Looks great to me! @sknep is out today, so let's move forward with these designs to keep things moving and we can do a follow up PR to address any additional tweaks @sknep may have. Overall though, these are ready to move to implementation! Thank you!
Wonderful. Thanks, Brian! Excited to move these forward.
@echappen, I’ll get Figma prepped for handoff; would it be possible to do a feasibility review next week?
@beepdotgov certainly! I'll put something on the calendar
Figma’s ready for tomorrow’s discussion: artwork’s here!
Marking as done now that we’ve had our feasibility review, and #468 has been opened. Onward! 🚀
I'm late with this feedback, sorry:
Managers can do everything Developers can do [...]
SpaceManagers cannot do everything that the other roles can do. This is a common misconception that comes up a lot; people frequently forget that they need both the SpaceManager and the SpaceDeveloper role to manage both users and apps in a space.
Thank you very much for catching that, @mogul — much, much appreciated, and we definitely want to get that language right.
If we dropped that “can do everything” clause, and swapped in something like this:
Managers administer Spaces, which allows them to manage users, and to enable features.
Would that be more accurate/appropriate, do you think?
(cc @hursey013, #468)
@beepdotgov The best reference for this is https://docs.cloudfoundry.org/concepts/roles.html. I think the only potentially confusing aspect is that only org managers can create spaces. Space manager appears to be able to edit and rename a space, but as already noted, no ability to create or Deploy, run, and manage apps
.
Yes, that's better. You could also leave a link to the docs in there to find exact details.
@hursey013, thanks so much for that note; @mogul, I really like the suggestion to link out to the docs. (I think there’s only so much summarization we can do here, anyway.)
Here’s another quick riff:
Here’s a brief overview:
Our documentation has more detailed information about these roles. (And if you have more questions, please contact us at support@cloud.gov.)
Does that feel more accurate? Once this looks good, I’ll update the designs, and work to get this into the prototype.
Yes, although unfortunately it's not "our" documentation, in that it doesn't live under the cloud.gov domain/ownership.

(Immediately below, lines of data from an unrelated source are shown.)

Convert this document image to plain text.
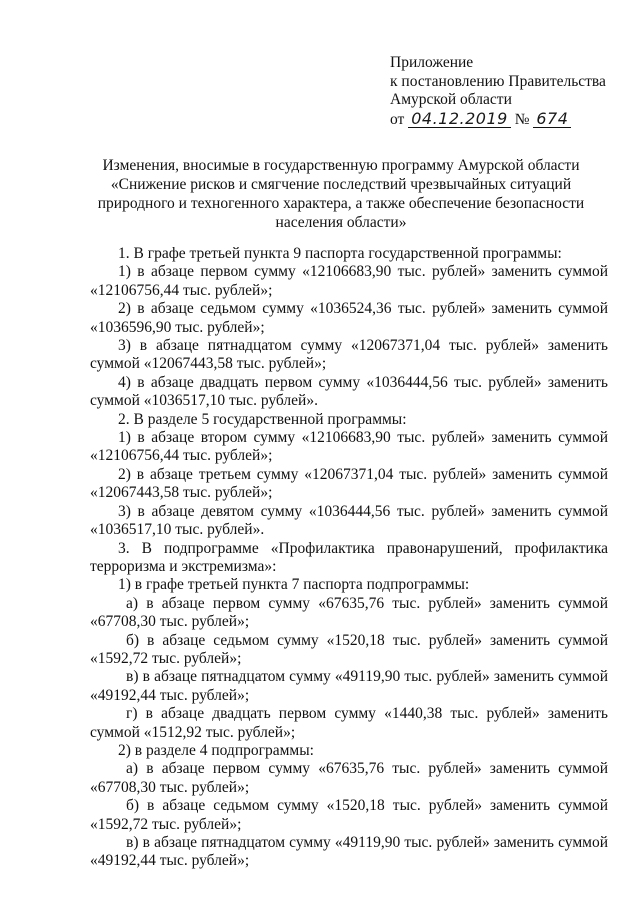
Приложение
к постановлению Правительства
Амурской области
от 04.12.2019 № 674
Изменения, вносимые в государственную программу Амурской области
«Снижение рисков и смягчение последствий чрезвычайных ситуаций
природного и техногенного характера, а также обеспечение безопасности
населения области»

1. В графе третьей пункта 9 паспорта государственной программы:

1) в абзаце первом сумму «12106683,90 тыс. рублей» заменить суммой «12106756,44 тыс. рублей»;

2) в абзаце седьмом сумму «1036524,36 тыс. рублей» заменить суммой «1036596,90 тыс. рублей»;

3) в абзаце пятнадцатом сумму «12067371,04 тыс. рублей» заменить суммой «12067443,58 тыс. рублей»;

4) в абзаце двадцать первом сумму «1036444,56 тыс. рублей» заменить суммой «1036517,10 тыс. рублей».

2. В разделе 5 государственной программы:

1) в абзаце втором сумму «12106683,90 тыс. рублей» заменить суммой «12106756,44 тыс. рублей»;

2) в абзаце третьем сумму «12067371,04 тыс. рублей» заменить суммой «12067443,58 тыс. рублей»;

3) в абзаце девятом сумму «1036444,56 тыс. рублей» заменить суммой «1036517,10 тыс. рублей».

3. В подпрограмме «Профилактика правонарушений, профилактика терроризма и экстремизма»:

1) в графе третьей пункта 7 паспорта подпрограммы:

а) в абзаце первом сумму «67635,76 тыс. рублей» заменить суммой «67708,30 тыс. рублей»;

б) в абзаце седьмом сумму «1520,18 тыс. рублей» заменить суммой «1592,72 тыс. рублей»;

в) в абзаце пятнадцатом сумму «49119,90 тыс. рублей» заменить суммой «49192,44 тыс. рублей»;

г) в абзаце двадцать первом сумму «1440,38 тыс. рублей» заменить суммой «1512,92 тыс. рублей»;

2) в разделе 4 подпрограммы:

а) в абзаце первом сумму «67635,76 тыс. рублей» заменить суммой «67708,30 тыс. рублей»;

б) в абзаце седьмом сумму «1520,18 тыс. рублей» заменить суммой «1592,72 тыс. рублей»;

в) в абзаце пятнадцатом сумму «49119,90 тыс. рублей» заменить суммой «49192,44 тыс. рублей»;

Oh, good catch — thanks again, @mogul. Let’s go with “The documentation”, then?
SGTM!
Updated Figma, and pinged https://github.com/cloud-gov/cg-ui/issues/97#issuecomment-2344622702 for implementation.
@mogul Thank you again for catching this! Seriously, the feedback is a massive help, and I really appreciate you taking the time to review some copy changes.
Existing permission screens need a design refinement pass, to bring them in line with our new designs.